The arbitrator wrote that he would have expected the employer to show how it turned its mind to options that could result in a successful accommodation short of undue hardship. It could have presented evidence about whether it was possible for other drivers to make up the hours that Mr. Bartlett could not have worked. Similarly, questions about hiring another driver or added costs of accommodating Mr. Bartlett went unanswered on the evidence.

The arbitrator found that schedules are “malleable and open to adaptation,” and if the employer had tried, it could have accommodated Mr. Bartlett’s needs-likely without suffering undue hardship. By failing to explore this option, it failed in its duty and discriminated against Mr. Bartlett based on his disability. The human right to accommodation in the workplace, according to the arbitrator, “is not to be sacrificed on the altar of cost efficiency, customer need or ‘optimization’ initiatives.” Therefore, both the grievance and the human rights complaint were accepted.

As a remedy, the arbitrator held the employer liable for all wages that Mr. Bartlett would have earned had the employer considered accommodating the grievor two weeks after receipt of the medical information and recommendations.

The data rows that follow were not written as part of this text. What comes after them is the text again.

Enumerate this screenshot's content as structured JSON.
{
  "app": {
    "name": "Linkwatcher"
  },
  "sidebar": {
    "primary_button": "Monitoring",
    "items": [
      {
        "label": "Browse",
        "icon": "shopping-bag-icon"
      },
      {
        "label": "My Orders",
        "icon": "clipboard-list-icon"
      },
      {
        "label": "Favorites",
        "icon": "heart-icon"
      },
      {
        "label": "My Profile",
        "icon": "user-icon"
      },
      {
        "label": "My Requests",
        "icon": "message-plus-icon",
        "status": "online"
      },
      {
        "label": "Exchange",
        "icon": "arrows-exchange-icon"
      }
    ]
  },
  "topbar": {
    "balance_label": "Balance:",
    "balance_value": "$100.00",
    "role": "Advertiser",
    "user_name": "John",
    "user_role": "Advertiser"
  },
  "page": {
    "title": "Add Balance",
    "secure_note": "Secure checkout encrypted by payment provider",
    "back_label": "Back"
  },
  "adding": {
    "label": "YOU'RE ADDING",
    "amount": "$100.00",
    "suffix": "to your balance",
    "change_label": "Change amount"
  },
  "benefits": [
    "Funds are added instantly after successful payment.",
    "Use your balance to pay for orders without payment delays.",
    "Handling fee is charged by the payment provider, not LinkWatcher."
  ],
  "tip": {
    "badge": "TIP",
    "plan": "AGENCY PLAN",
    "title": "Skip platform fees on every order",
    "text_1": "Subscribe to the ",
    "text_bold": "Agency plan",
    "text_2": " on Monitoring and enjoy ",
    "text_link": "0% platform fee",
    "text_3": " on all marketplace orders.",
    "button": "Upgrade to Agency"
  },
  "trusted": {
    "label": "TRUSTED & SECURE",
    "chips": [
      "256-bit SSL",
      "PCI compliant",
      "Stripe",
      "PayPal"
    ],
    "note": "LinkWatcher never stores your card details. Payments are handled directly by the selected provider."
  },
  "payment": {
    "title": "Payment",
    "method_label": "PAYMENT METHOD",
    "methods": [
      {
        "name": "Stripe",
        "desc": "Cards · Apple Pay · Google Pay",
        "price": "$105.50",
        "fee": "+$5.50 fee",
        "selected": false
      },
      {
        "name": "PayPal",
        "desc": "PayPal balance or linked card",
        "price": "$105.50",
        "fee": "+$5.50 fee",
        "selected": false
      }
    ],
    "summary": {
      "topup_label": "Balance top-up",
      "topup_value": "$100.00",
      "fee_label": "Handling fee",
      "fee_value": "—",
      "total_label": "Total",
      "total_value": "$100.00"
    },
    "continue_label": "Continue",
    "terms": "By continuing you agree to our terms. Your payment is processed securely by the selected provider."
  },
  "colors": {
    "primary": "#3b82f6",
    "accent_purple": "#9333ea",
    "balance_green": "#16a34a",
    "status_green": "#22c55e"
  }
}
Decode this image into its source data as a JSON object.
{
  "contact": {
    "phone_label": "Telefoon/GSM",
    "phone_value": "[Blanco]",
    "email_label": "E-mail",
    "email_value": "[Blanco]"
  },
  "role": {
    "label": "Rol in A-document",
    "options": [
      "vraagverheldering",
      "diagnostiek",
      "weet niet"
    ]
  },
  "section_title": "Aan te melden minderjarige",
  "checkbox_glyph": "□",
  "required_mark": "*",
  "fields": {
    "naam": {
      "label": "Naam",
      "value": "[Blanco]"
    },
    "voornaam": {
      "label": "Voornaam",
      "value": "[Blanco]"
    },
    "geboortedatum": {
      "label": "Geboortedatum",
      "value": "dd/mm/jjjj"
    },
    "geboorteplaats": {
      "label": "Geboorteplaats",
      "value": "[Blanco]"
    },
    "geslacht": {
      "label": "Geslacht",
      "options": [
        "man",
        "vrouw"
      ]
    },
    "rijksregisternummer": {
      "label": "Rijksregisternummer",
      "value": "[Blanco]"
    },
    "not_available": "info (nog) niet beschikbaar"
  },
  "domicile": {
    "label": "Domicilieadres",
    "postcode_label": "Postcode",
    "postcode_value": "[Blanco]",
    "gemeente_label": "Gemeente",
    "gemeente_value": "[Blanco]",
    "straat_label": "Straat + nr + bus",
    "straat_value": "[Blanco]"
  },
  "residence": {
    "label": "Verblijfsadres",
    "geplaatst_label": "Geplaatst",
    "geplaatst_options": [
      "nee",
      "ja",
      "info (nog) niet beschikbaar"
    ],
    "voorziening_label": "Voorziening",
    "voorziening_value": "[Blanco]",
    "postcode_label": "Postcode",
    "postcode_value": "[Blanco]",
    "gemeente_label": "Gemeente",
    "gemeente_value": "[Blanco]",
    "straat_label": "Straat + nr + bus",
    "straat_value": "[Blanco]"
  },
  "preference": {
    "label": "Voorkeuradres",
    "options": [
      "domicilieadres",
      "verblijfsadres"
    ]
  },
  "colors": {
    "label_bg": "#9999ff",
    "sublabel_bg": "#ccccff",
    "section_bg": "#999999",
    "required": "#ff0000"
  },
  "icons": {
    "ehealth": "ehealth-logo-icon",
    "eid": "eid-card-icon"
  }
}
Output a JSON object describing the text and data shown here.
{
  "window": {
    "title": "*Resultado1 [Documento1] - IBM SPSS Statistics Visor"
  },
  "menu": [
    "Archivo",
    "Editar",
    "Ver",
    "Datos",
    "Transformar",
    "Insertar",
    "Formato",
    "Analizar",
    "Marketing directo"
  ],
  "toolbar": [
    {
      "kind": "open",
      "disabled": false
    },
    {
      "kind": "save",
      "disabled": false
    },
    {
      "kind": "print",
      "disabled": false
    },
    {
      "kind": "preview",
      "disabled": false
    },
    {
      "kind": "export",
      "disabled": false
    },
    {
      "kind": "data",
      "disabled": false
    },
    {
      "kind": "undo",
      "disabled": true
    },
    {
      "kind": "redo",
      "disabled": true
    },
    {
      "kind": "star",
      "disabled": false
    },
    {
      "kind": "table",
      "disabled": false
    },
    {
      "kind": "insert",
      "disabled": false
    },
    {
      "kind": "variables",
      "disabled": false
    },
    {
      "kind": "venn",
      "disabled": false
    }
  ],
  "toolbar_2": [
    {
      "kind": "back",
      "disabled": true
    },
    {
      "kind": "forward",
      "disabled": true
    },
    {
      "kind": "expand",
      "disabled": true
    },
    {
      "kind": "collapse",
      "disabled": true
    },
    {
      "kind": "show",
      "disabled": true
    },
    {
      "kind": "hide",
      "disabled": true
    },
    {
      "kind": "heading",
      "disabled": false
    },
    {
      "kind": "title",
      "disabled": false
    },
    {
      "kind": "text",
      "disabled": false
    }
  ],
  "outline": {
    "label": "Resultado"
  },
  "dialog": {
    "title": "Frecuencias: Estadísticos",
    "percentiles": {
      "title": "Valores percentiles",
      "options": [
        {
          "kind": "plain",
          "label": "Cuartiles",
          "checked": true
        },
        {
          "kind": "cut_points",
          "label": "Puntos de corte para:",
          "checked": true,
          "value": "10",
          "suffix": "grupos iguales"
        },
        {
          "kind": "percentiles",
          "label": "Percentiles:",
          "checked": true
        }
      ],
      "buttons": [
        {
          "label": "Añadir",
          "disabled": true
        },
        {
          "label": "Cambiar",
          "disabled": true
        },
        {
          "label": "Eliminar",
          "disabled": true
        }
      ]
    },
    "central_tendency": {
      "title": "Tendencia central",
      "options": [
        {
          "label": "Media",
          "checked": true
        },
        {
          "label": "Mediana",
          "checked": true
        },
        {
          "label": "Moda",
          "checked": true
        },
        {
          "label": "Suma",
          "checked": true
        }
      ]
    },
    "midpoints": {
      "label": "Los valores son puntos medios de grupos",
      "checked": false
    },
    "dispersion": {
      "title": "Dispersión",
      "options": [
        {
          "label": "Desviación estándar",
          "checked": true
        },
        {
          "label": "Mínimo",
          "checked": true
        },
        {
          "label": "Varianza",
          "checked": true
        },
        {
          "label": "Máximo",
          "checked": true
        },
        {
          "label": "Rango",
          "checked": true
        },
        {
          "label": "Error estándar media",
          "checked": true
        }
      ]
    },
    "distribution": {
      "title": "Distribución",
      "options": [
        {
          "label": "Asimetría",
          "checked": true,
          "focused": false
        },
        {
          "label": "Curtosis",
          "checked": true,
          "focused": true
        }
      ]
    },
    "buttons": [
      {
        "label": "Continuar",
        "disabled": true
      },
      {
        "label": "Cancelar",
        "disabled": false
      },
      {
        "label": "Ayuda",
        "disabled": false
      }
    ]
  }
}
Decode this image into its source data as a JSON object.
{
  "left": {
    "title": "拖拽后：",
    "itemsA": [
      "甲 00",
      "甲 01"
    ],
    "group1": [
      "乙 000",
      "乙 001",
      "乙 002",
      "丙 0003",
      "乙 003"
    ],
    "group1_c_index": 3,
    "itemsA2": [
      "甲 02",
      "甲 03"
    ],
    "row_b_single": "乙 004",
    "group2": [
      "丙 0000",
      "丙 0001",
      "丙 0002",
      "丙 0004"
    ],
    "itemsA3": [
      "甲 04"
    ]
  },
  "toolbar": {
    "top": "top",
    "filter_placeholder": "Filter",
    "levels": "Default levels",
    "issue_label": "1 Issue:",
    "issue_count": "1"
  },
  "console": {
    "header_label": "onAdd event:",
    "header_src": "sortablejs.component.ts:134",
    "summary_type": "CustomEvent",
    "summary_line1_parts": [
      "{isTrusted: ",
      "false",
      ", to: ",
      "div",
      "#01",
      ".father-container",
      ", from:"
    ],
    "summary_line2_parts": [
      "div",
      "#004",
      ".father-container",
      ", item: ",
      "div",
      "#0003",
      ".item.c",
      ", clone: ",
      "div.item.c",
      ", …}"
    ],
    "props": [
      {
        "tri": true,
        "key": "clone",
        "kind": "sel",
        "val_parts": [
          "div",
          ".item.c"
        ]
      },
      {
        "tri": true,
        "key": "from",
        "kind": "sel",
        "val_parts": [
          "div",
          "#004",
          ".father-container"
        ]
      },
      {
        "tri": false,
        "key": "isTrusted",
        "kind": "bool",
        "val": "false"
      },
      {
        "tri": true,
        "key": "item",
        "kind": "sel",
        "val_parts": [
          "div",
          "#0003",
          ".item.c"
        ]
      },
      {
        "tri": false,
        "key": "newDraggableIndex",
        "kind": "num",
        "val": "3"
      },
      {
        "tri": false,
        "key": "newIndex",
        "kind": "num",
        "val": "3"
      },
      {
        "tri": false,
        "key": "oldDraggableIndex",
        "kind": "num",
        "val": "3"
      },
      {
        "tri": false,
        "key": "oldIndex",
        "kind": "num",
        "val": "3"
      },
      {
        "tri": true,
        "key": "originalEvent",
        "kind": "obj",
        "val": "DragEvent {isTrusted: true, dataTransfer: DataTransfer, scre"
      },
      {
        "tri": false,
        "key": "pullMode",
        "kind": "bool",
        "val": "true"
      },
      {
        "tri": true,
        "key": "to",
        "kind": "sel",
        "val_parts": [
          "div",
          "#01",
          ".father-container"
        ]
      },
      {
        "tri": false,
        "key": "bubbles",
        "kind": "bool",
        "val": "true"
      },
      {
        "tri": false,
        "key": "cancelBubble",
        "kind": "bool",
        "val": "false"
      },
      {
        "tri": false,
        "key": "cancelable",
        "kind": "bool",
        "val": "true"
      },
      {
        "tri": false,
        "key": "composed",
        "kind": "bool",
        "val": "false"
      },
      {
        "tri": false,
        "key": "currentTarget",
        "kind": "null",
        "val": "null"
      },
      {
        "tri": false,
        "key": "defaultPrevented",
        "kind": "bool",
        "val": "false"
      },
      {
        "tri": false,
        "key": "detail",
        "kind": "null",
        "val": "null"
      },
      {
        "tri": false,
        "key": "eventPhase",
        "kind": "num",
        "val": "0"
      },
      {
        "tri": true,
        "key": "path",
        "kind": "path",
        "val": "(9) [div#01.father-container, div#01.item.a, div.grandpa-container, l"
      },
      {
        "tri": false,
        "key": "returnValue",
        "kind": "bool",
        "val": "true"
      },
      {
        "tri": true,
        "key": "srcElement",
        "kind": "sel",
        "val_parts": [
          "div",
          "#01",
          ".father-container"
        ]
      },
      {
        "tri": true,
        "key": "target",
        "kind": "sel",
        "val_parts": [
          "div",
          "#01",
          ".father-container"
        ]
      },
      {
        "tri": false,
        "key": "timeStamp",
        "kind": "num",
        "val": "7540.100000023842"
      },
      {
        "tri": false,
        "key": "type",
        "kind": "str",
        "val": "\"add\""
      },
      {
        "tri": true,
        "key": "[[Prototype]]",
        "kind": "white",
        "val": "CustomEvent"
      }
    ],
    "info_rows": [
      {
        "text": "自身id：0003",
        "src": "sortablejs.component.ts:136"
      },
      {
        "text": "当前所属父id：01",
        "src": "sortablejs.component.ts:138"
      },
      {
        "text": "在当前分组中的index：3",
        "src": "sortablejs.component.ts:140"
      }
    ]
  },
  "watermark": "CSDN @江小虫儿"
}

The arbitrator viewed that as a reasonable timeframe in which the employer could have analyzed its options and prepared an alternate schedule for Mr. Bartlett. Therefore, compensation was payable from that point until the date he was returned to active service, less any other earnings. Finally, the arbitrator awarded Mr. Bartlett damages in compensation for the injury he suffered to his dignity due to the discrimination. The arbitrator considered various factors, including the demeaning treatment Mr. Bartlett initially suffered, the union support he received and the need to deter employers from discriminatory practices. He also considered the employer’s referral of Mr. Bartlett to medical services and its eventual decision to return him to work as mitigating factors. If the mitigating factors had not been present, the arbitrator would have considered awarding damages in the realm of $25,000, but in the circumstances, he assessed general damages for injury to personal dignity at $10,000.

Takeaways

The duty to accommodate is not an all-or-nothing proposition. Employers cannot fulfil their duty to accommodate by simply assessing whether an employee with a disability can perform the full scope of the duties associated with their position. At a bare minimum, an employer will be required to make inquiries and show attempts to meet an accommodation request. If matters of workplace accommodation cannot be resolved amicably between the parties, a third-party decision maker will require some evidence of undue hardship, whether it is financial, tied to an inability to restructure operations or otherwise.

As in many cases of discrimination, this case also illustrates the potential for costly financial liability of employers who fail in their duty to accommodate. By ensuring timely and frequent communication between itself, the union, the employee, and any medical advisors involved in the file, employers will place themselves in the best position to succeed in the difficult endeavour of accommodating employees with disabilities.